Approximately 32% of births in the United States are via cesarean delivery,1 and, as noted by Tita and colleagues, approximately two-thirds of operative deliveries are not done as planned elective procedures. It is a vitally important and a potentially practice-changing finding that pre-delivery azithromycin administration could halve the rates of endometritis and postoperative wound infection. Of course, effectiveness in this population of women with urgent cesarean section (with 11% of them being preterm at the time of operative delivery) does not necessarily imply that azithromycin would be as effective in women with neither ruptured membranes nor urgent problems during labor. What about the risk of infantile pyloric stenosis with macrolide use?

Idiopathic hypertrophic pyloric stenosis occurs in approximately 1-2 of each 1,000 births.2,3 This risk of pyloric stenosis is much greater in infants who receive a macrolide during the first two weeks of life. Macrolide use between two and six weeks of age also is associated with a risk of pyloric stenosis, although less so.2-4

Tita and colleagues found that treating 17 women with azithromycin would prevent significant postpartum complications in one woman. With reasonable medical care, endometritis, postpartum wound infection, and pyloric stenosis are only very rarely life-threatening. Even if pyloric stenosis rates increased dramatically (from 1-2 per 1,000) due to maternal use of azithromycin, pyloric stenosis still would be very much more rare than the prevented maternal infections.
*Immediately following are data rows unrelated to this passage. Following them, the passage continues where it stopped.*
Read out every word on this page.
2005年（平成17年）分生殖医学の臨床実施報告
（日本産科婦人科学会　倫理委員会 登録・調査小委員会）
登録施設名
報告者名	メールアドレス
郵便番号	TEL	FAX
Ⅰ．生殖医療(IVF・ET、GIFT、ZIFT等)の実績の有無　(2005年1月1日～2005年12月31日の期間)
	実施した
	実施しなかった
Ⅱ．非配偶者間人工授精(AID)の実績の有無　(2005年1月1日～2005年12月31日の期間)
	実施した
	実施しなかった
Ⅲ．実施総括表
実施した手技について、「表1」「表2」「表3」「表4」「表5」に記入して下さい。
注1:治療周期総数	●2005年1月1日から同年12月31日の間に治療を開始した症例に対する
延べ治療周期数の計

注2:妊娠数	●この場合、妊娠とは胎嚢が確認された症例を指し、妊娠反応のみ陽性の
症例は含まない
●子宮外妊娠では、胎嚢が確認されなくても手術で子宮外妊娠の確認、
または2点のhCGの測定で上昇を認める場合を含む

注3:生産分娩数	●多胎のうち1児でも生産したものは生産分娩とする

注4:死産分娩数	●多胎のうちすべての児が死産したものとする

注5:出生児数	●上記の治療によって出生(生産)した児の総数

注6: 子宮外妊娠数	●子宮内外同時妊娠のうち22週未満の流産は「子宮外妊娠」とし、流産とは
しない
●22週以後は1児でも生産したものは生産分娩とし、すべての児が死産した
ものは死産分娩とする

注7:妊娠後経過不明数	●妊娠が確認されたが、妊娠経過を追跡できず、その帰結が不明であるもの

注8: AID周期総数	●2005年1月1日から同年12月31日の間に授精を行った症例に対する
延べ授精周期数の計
What about the development of the infant microbiome?

The use of intrapartum antibiotics, whether with cesarean section or vaginal delivery, is associated with variations in the subsequent infant intestinal microbiome.5 These changes in microbiome can persist up to 1 year of age.5 However, the implications of these alterations in infant microbiome have not yet been elucidated.

Thus, Tita and colleagues have provided an excellent randomized, blinded, multicenter large study showing that peripartum intravenous azithromycin is associated with a significant reduction in common postpartum maternal complications. Even pending further studies, it would be reasonable to include azithromycin in the pre-incision prophylaxis provided to women undergoing non-elective cesarean section.

REFERENCES

  1. Martin JA, Hamilton BE, Osterman MJ. Births in the United States, 2014. NCHS Data Brief 2015 Sep;(216):1-8.
  2. Lund M, Pasternak B, Davidsen RB, et al. Use of macrolides in mother and child and risk of infantile hypertrophic pyloric stenosis: Nationwide cohort study. BMJ 2014;348:g1908.
  3. Eberly MD, Eide MB, Thompson JL, Nylund CM. Azithromycin in early infancy and pyloric stenosis. Pediatrics 2015;135:483-488.
  4. Murchison L, De Coppi P, Eaton S. Post-natal erythromycin exposure and risk of infantile hypertrophic pyloric stenosis: A systematic review and meta-analysis. Pediatr Surg Int 2016 Sep 21 [Epub ahead of print].
  5. Azad MB, Konya T, Persaud RR, et al; CHILD Study Investigators. Impact of maternal intrapartum antibiotics, method of birth and breastfeeding on gut microbiota during the first year of life: A prospective cohort study. BJOG 2016;123:983-993.